You can find cabs from several parts of the country to the park. From the park, you can choose to reach the caves in your vehicle or hire park vehicles.
The closest railway station to the park is located at Malad and Borivali. From the stations, you can find cabs and other road transportation to reach the national park.
From the entrance of the park, you need to opt for the shuttle to the caves or trek your way.
Reaching Kanheri Caves from Other Cities
Kanheri Caves are not just accessible from Mumbai but it can be reach from other major cities too
How to Reach Kanheri Caves from Thane
Distance : 30 km (1 hour and 11 minutes of travel)
From Thane, you can find metro trains and road transportation to reach the national park.
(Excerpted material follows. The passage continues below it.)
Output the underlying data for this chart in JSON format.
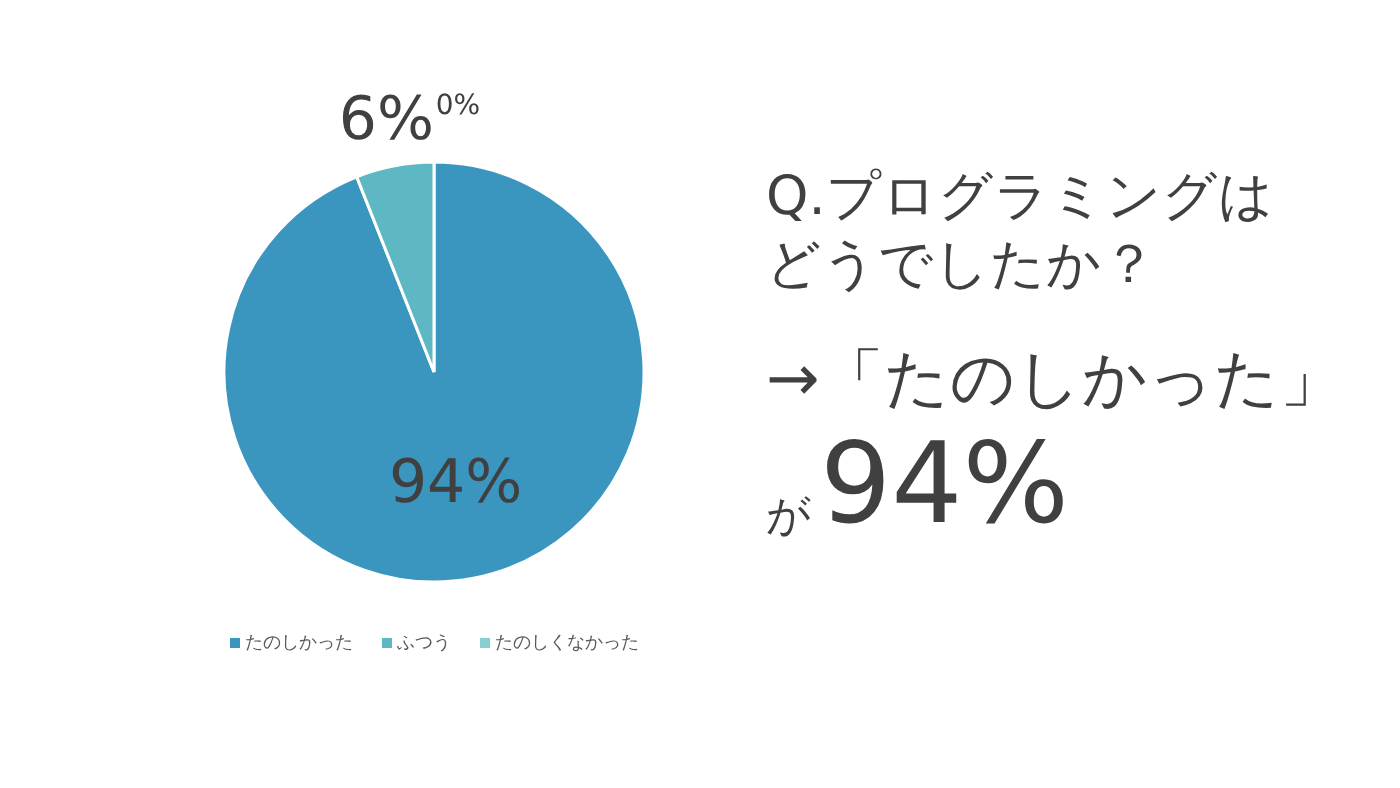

If you are choosing trains, you should de-board at Borivali station and from there, you can find road transportation to reach the caves.
How to Reach Kanheri Caves from Dadar
Distance : 35 km (1 hour and 31 minutes of travel)
From Dadar railway station to Borivali, you can find trains, which would take one hour and six minutes to reach. You can also find buses and cabs from Dadar to Kanheri.
How to Reach Kanheri Caves from Borivali
Distance : 10 km (36 minutes)
From Borivali, you can find cabs and buses to reach the entrance of the park.